I’m running out of clean clothes so a quick trip to the coin laundry is in order – I’d have done it yesterday but nowhere was open!
After the home duties are out of the way, I check and the Titan Missile Museum is open today. It’s about 30 mins south of Tuscon, so Charlotte and I load up and head off.
The Museum is a preserved Titan II missile site, one of three sites that used to house 54 Titan II missile sites that were on alert across the United States from 1963 to 1987.
It’s fascinating. A relic back to the cold war, when the States and the Soviet Union nearly brought us to the brink of planetary annihilation.
The tour takes you down into the actual missile silo itself – the regular tour is restricted to the command centre and the outside of the site. There is a new top to bottom tour being made available this year but it’s not available yet.
The guide is a commander who manned this exact silo when it was operational – he talks us through the protocols of what they did, including a mock launch. I’m fascinated by the technology as much as by the process – everything looks so outdated now!

We run a simulated launch drill – the titan could be theoretically be launched within 58 seconds, which was it’s huge advantage at the time.
Afterwards we get taken to the actual silo where we see a Titan close up.

It’s huge – given its range of around 6300 miles, it took a lot of fuel to get to cruising speed, and with older tech, that meant more physical space and size.
A quick tour outside and a chance to look down on the missile – the silo doors are permanently locked in a half open position so it cant be launched but so that spy satellites can see into it!
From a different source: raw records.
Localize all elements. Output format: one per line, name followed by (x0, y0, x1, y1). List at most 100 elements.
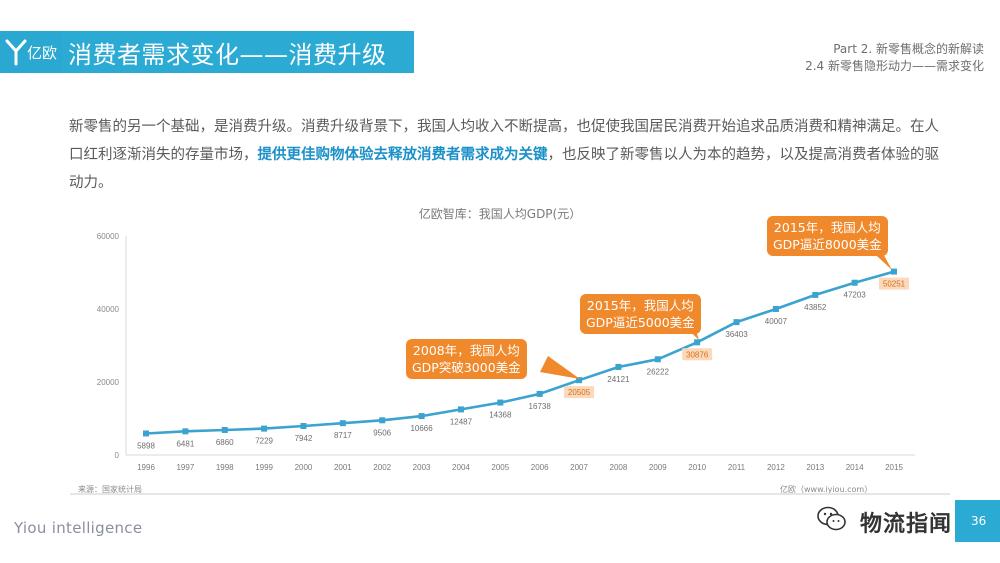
x-tick-label: 2005 (491, 463, 509, 472)
brand-footer: Yiou intelligence (14, 519, 143, 537)
part-line-2: 2.4 新零售隐形动力——需求变化 (805, 59, 984, 73)
x-tick-label: 2015 (885, 463, 903, 472)
data-point (615, 363, 622, 370)
x-tick-label: 2013 (806, 463, 824, 472)
yiou-logo: 亿欧 (0, 31, 62, 73)
x-tick-label: 1996 (137, 463, 155, 472)
data-point (536, 390, 543, 397)
data-point (497, 399, 504, 406)
callout-line-1: 2015年，我国人均 (773, 220, 881, 235)
data-point (891, 268, 897, 275)
data-label: 24121 (607, 375, 630, 384)
x-tick-label: 2002 (373, 463, 391, 472)
data-label: 6860 (216, 438, 234, 447)
callout-line-1: 2015年，我国人均 (586, 298, 694, 313)
data-label-highlight (564, 386, 595, 399)
data-label: 12487 (450, 417, 473, 426)
data-label: 5898 (137, 441, 155, 450)
data-point (300, 423, 307, 430)
data-point (851, 279, 858, 286)
data-label: 30876 (686, 350, 709, 359)
x-tick-label: 1999 (255, 463, 273, 472)
data-label: 7942 (295, 434, 313, 443)
data-point (576, 377, 583, 384)
callout-2010: 2015年，我国人均 GDP逼近5000美金 (580, 294, 701, 334)
callout-line-2: GDP逼近8000美金 (773, 237, 882, 252)
data-point (379, 417, 386, 424)
data-point (654, 356, 661, 363)
part-line-1: Part 2. 新零售概念的新解读 (833, 42, 984, 56)
callout-line-1: 2008年，我国人均 (412, 343, 520, 358)
page-title: 消费者需求变化——消费升级 (68, 41, 387, 69)
data-label: 16738 (529, 402, 552, 411)
logo-text: 亿欧 (27, 44, 58, 62)
source-divider (70, 493, 950, 495)
data-point (182, 428, 189, 435)
x-tick-label: 2003 (413, 463, 431, 472)
x-tick-label: 2014 (846, 463, 864, 472)
x-tick-label: 2006 (531, 463, 549, 472)
data-point (812, 291, 819, 298)
section-title: Part 2. 新零售概念的新解读 2.4 新零售隐形动力——需求变化 (805, 41, 984, 75)
y-tick-label: 0 (115, 451, 120, 460)
data-point (261, 425, 268, 432)
x-tick-label: 2010 (688, 463, 706, 472)
x-tick-label: 2011 (728, 463, 746, 472)
page-number-badge: 36 (955, 500, 1000, 542)
y-tick-label: 20000 (97, 378, 120, 387)
watermark-text: 物流指闻 (860, 512, 953, 537)
x-tick-label: 2001 (334, 463, 352, 472)
data-label: 6481 (176, 439, 194, 448)
data-label: 50251 (883, 280, 906, 289)
source-website: 亿欧（www.iyiou.com） (780, 485, 873, 494)
data-point (733, 319, 740, 326)
y-tick-label: 40000 (97, 305, 120, 314)
data-point (694, 339, 701, 346)
data-label: 47203 (844, 291, 867, 300)
x-tick-label: 2004 (452, 463, 470, 472)
data-label: 36403 (725, 330, 748, 339)
header-bar (0, 31, 414, 73)
data-point (221, 426, 228, 433)
data-label: 40007 (765, 317, 788, 326)
data-point (418, 413, 425, 420)
callout-2008: 2008年，我国人均 GDP突破3000美金 (406, 339, 527, 379)
intro-text-after: ，也反映了新零售以人为本的趋势，以及提高消费者体验的驱动力。 (69, 147, 939, 191)
data-point (457, 406, 464, 413)
data-label-highlight (682, 348, 713, 361)
data-label: 10666 (410, 424, 433, 433)
x-tick-label: 1998 (216, 463, 234, 472)
y-tick-label: 60000 (97, 232, 120, 241)
data-label: 14368 (489, 411, 512, 420)
data-label-highlight (879, 277, 909, 290)
data-label: 26222 (647, 367, 670, 376)
callout-line-2: GDP突破3000美金 (412, 360, 521, 375)
data-point (143, 430, 149, 437)
gdp-series-line (145, 270, 895, 435)
data-label: 8717 (334, 431, 352, 440)
data-point (339, 420, 346, 427)
callout-arrow (540, 356, 580, 379)
x-tick-label: 2009 (649, 463, 667, 472)
x-tick-label: 2012 (767, 463, 785, 472)
data-label: 9506 (373, 428, 391, 437)
callout-line-2: GDP逼近5000美金 (586, 315, 695, 330)
data-label: 20505 (568, 388, 591, 397)
x-tick-label: 2000 (295, 463, 313, 472)
x-tick-label: 2007 (570, 463, 588, 472)
data-label: 7229 (255, 437, 273, 446)
intro-paragraph: 新零售的另一个基础，是消费升级。消费升级背景下，我国人均收入不断提高，也促使我国… (69, 113, 939, 197)
intro-highlight: 提供更佳购物体验去释放消费者需求成为关键 (257, 147, 548, 163)
intro-text-before: 新零售的另一个基础，是消费升级。消费升级背景下，我国人均收入不断提高，也促使我国… (69, 119, 939, 163)
source-label: 来源：国家统计局 (78, 485, 142, 494)
chart-title: 亿欧智库：我国人均GDP(元） (418, 207, 582, 221)
x-tick-label: 2008 (610, 463, 628, 472)
callout-2015: 2015年，我国人均 GDP逼近8000美金 (767, 216, 888, 256)
wechat-icon (817, 506, 846, 531)
page-number: 36 (971, 514, 987, 528)
data-label: 43852 (804, 303, 827, 312)
yiou-logo-icon (5, 39, 27, 66)
data-point (772, 305, 779, 312)
x-tick-label: 1997 (176, 463, 194, 472)
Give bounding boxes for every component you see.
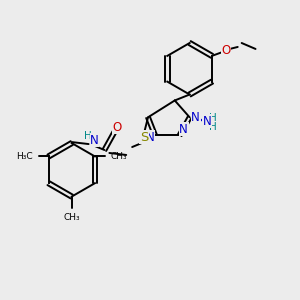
Text: CH₃: CH₃ [111, 152, 128, 161]
Text: CH₃: CH₃ [63, 213, 80, 222]
Text: H₃C: H₃C [16, 152, 33, 161]
Text: N: N [179, 123, 188, 136]
Text: N: N [203, 115, 212, 128]
Text: N: N [90, 134, 99, 147]
Text: H: H [84, 131, 92, 141]
Text: O: O [113, 121, 122, 134]
Text: N: N [146, 130, 154, 144]
Text: H: H [208, 122, 216, 132]
Text: H: H [208, 113, 216, 123]
Text: O: O [221, 44, 230, 57]
Text: S: S [140, 130, 148, 144]
Text: N: N [191, 111, 200, 124]
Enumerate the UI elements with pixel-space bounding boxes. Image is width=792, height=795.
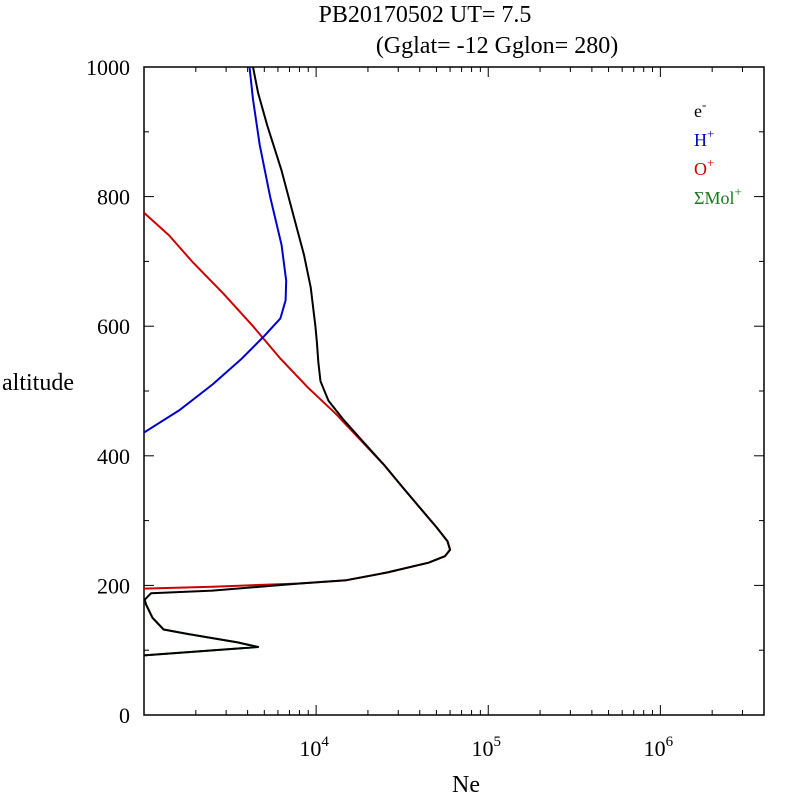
- chart-title: PB20170502 UT= 7.5: [319, 2, 532, 28]
- x-tick-label: 106: [644, 734, 674, 761]
- plot-frame: [143, 66, 765, 716]
- legend-entry-superscript: +: [707, 155, 714, 170]
- x-tick-label: 105: [471, 734, 501, 761]
- y-tick-label: 0: [119, 703, 130, 728]
- legend-entry-superscript: +: [734, 184, 741, 199]
- legend-entry-superscript: +: [707, 126, 714, 141]
- legend-entry: e-: [694, 97, 706, 121]
- x-tick-label-base: 10: [299, 736, 321, 761]
- x-tick-label-exponent: 4: [321, 734, 329, 750]
- legend-entry: ΣMol+: [694, 184, 742, 208]
- y-tick-labels: 0 200 400 600 800 1000: [86, 55, 130, 728]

We also get to see one of the rocket engines up close

We even get a look up close at the rocket engines used to propel this behemoth into space.
All in all a fantastic hour or so looking into the past. The tech – analogue, archaic and so unlike our modern digital existence, seems a world away. the modern part of me scoffs that this could even work, but the reality is this was developed and built in my lifetime – the Titan 3s are from the late 70s, early 80s.
It brings a physical reality to the tools of war – and the enormity of nuclear destruction.
Its a massive recommendation if you ever get out this way.